Lucie Manette was born in the Dark half of the city, but careful manipulations won her a home in the Light, celebrity status, and a rich, loving boyfriend. Now she just wants to keep her head down, but her boyfriend has a dark secret of his own—one involving an apparent stranger who is destitute and despised. Lucie alone knows the young men’s deadly connection, and even as the knowledge leads her to make a grave mistake, she can trust no one with the truth.
Blood and secrets alike spill out when revolution erupts. With both halves of the city burning, and mercy nowhere to be found, can Lucie save either boy—or herself?

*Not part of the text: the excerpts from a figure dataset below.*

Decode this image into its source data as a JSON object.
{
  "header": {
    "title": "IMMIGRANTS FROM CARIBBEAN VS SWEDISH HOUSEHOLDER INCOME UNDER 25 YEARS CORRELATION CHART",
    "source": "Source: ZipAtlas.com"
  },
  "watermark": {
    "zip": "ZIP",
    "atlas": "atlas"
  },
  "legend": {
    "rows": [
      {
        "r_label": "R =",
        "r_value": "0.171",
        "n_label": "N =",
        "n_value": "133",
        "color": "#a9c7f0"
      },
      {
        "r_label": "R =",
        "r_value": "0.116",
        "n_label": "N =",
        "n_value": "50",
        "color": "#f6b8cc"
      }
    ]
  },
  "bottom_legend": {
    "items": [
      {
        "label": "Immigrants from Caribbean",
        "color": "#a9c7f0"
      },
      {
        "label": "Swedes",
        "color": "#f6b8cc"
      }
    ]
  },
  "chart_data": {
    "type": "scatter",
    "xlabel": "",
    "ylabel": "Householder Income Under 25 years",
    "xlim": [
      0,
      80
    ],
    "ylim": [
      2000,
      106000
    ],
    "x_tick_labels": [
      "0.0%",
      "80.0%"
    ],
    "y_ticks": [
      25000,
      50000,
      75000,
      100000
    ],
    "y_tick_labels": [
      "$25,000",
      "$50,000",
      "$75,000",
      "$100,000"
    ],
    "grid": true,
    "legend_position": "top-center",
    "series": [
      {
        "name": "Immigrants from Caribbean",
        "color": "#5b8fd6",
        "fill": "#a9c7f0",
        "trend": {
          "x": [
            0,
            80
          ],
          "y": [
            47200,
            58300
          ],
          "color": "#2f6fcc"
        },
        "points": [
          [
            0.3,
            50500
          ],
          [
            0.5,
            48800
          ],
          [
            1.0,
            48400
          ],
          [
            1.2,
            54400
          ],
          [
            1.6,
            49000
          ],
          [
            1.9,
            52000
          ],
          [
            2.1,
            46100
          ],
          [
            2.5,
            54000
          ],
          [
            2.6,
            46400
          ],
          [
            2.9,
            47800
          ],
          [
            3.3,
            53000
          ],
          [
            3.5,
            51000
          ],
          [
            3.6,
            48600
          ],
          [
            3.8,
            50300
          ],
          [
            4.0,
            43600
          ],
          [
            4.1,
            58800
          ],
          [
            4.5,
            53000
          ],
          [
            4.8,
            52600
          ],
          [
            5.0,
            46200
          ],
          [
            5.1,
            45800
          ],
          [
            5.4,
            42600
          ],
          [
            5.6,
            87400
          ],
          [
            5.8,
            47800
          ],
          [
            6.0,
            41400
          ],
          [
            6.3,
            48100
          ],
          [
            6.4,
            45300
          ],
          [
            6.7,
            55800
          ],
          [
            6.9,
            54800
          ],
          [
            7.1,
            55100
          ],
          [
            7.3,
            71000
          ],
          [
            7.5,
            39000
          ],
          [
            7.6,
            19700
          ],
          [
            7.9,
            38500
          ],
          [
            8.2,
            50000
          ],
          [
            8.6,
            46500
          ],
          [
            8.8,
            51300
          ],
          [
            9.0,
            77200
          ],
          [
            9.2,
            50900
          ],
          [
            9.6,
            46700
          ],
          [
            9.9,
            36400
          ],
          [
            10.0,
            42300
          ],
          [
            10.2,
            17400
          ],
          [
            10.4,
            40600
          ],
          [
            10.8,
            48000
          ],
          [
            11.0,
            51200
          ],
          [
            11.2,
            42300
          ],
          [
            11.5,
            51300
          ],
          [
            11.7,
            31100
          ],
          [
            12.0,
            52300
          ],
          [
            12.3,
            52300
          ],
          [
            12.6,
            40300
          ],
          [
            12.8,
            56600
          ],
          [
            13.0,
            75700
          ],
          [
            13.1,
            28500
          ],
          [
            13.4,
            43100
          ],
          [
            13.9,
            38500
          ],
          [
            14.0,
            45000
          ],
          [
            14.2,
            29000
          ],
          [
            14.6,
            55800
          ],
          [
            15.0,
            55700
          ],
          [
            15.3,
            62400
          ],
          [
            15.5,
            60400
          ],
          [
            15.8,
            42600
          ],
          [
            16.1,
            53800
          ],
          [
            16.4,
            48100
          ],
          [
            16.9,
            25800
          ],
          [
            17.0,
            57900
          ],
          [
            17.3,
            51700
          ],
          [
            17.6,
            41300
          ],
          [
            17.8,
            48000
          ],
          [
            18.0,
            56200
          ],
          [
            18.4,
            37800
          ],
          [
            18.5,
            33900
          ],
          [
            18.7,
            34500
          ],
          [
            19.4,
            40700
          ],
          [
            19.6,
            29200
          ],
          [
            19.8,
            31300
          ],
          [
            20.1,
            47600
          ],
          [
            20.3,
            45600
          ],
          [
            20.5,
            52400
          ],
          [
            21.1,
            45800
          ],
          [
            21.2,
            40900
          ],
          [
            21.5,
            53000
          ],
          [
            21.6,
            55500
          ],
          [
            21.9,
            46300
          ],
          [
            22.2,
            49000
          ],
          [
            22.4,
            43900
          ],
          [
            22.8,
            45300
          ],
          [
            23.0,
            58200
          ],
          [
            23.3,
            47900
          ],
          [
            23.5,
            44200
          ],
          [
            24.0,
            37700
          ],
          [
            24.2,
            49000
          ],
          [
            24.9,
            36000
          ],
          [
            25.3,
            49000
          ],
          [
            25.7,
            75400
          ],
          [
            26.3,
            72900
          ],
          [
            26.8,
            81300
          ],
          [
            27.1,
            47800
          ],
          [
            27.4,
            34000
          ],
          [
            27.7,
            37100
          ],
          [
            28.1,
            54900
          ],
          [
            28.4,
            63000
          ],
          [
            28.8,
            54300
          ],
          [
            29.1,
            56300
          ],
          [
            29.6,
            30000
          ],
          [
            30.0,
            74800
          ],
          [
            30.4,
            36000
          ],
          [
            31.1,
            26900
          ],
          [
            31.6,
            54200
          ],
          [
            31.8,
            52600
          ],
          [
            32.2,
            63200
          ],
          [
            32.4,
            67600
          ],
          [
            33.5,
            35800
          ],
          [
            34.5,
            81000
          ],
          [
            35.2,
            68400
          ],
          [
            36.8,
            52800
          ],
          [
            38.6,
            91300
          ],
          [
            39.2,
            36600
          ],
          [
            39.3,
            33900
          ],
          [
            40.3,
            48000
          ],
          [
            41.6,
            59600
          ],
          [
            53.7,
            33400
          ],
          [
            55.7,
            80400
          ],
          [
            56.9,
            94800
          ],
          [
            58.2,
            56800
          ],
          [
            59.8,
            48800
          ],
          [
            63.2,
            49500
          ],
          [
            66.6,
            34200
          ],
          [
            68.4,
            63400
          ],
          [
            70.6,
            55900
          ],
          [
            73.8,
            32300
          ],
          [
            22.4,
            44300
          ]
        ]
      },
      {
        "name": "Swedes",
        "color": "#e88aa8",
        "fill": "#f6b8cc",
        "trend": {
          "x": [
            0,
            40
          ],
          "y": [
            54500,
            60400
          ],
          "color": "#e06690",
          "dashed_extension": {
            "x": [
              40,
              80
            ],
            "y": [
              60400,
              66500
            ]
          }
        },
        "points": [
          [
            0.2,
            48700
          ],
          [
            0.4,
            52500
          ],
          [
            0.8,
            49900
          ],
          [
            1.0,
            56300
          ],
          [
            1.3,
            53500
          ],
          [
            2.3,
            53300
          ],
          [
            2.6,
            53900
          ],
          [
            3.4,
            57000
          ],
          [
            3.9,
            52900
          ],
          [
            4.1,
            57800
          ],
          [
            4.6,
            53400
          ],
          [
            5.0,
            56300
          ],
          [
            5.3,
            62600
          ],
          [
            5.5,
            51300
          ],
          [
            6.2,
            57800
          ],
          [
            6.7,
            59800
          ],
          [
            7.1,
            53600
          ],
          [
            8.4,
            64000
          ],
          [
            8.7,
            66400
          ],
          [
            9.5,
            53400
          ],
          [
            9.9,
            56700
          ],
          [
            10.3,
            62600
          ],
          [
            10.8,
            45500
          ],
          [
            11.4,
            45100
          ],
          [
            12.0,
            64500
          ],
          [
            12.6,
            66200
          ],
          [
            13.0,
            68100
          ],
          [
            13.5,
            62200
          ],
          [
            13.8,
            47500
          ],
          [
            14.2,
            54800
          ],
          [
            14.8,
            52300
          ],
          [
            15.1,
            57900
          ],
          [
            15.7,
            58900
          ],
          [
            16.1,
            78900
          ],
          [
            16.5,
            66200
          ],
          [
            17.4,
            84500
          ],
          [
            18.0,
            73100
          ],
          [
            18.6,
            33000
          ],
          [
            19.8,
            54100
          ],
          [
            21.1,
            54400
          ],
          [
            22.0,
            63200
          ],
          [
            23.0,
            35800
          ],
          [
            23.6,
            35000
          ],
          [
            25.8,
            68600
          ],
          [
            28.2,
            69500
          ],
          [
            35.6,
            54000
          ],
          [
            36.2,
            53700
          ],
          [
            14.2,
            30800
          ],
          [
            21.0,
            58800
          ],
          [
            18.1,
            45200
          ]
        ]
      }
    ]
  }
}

Review: I received a copy of this ARC through NetGalley in exchange for an honest review. I had been telling myself that I wasn’t going to request any more ARCs for awhile so I had more time to read books that I owned but when I got an email from NetGalley saying there was a new ARC for a book by Sarah Rees Brennan, I couldn’t help myself. I had read her book, Unspoken, last year and loved it and her style of writing so I had to get this one. The book had me hooked right away from the beginning. The characters seemed interesting and I was completely intrigued by the author’s take on doppelgangers. The first couple of chapters were great and action packed but when the world building started coming into play things just got muddled and confusing. The city is New York City but it’s divided into the Light half and the Dark half. Dark magic wielders are basically imprisoned in the dark half of the city and not allowed into the light half unless they have a special pass. But light magic users also need the dark magic users because if they use too much of their magic they need to have their blood drained by the dark users. And in turn the dark users use that blood to fuel their own magic. Are you confused? Good, because I was too. The very last bit of the book was surprisingly good too. I thought that once I got to the confusing, and rather boring, middle section that the rest of the book was going to be just as bad. Did I love this book? No. Did I hate this book? No. It had its ups and downs so as a whole it was neither good nor bad. If you’re a fan of A Tale of Two Cities by Charles Dickens then you might be interested to read this because it is kind of a modern/magical retelling.